LONG-LIVED DEEPWATER ANTIDUNES: OUTCROP DESCRIPTION OF LOW-ANGLE UNDULATING, SYMMETRIC, UPFLOW ACCRETING BEDFORMS WITHIN SUPERCRITICAL DOMINATED SLOPE DEPOSITS IN THE FISH CREEK-VALLECITO BASIN, LATE MIOCENE GULF OF CALIFORNIA


WEST, Logan M., Department of Geological Sciences, The University of Texas at Austin, Jackson School of Geosciences, The University of Texas at Austin Jackson School of Geosciences, 2305 Speedway, Stop C1160, Room 6.120, Austin, TX 78712, STEEL, Ronald J., Dept. of Geological Sciences, The University of Texas at Austin, 6.114, 1 University Station C1100, Austin, TX 78712 and OLARIU, Cornel, Geological Sciences, University of Texas at Austin, Austin, TX 78702, logan.m.west@utexas.edu

Antidunes are a fixture in the Froude supercritical realm of bedform stability diagrams but are generally short-lived features in modern open channel settings. Interpreted antidune outcrop examples are thus restricted to environments conducive to rapid deceleration and sedimentation such as washover fans, glacial outburst flows, and pyroclastic ash-surges. In deepwater environments, evidence from modeling, seafloor bathymetric studies, and direct turbidity current observation increasingly suggests that sediment gravity flows often reach Froude supercritical flow states along moderately steep basin-margin slopes. While turbidity currents are net depositional, antidunes have generally been assumed not to preserve in deepwater deposits out of bias to their open channel ephemerality.

Spatially extensive slope turbidites of the Fish Creek-Vallecito Basin in the Anza Borrego Desert State Park of southern California reveal a variety of bedsets containing low-angle, symmetrical, undulating bed geometries that stack opposite to paleocurrent indicators.
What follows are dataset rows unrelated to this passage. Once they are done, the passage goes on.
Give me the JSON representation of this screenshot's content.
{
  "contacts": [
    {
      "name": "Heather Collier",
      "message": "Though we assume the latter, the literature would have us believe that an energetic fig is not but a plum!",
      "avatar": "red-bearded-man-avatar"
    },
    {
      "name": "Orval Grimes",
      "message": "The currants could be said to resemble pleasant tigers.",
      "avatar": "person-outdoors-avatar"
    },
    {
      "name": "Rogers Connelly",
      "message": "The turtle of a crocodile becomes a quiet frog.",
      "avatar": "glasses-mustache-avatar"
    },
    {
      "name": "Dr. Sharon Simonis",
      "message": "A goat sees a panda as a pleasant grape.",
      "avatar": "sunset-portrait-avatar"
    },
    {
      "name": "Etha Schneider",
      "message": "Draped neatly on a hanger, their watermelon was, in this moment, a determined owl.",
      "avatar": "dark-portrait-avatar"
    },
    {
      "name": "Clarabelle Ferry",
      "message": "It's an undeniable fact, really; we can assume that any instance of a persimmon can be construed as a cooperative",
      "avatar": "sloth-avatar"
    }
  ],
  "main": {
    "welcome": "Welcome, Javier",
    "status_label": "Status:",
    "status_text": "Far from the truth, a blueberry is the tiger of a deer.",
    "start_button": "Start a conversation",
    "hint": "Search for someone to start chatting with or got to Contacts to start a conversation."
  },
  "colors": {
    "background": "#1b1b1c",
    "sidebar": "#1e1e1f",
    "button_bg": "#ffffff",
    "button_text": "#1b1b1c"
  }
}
The turbidites, developed on steep marginal slopes during the initial opening of the Gulf of California (Late Miocene), contain three primary facies: 1) 10-45 cm thick, medium-grained, normally graded sandstone beds, 2) 1-15 cm thick, fine-grained sands interbedded with silty mudstones, and 3) 50-100 cm thick laminated silty mudstones. 5-10 m-thick bedsets are composed of ~20-30 sigmoidal beds. Beds emerge tangentially as thin, flat, and fine-grained sediments that then transition downflow into thicker, coarser, upstream inclined sediments before transitioning back into thinner, finer deposits that flatten and pinch out or recline downflow as a full waveform. Waveforms are 3-7 m in amplitude and 75-100 m in wavelength with dip angles generally <10°. Bioturbated, 1-3 cm-thick mudstone caps to sandstones indicate that bedding geometries and stacking patterns were sustained through time across flow events. Deposits are interpreted as antidunes, the first such-recognized preserved, long-lived, large-scale antidunes in a deepwater setting.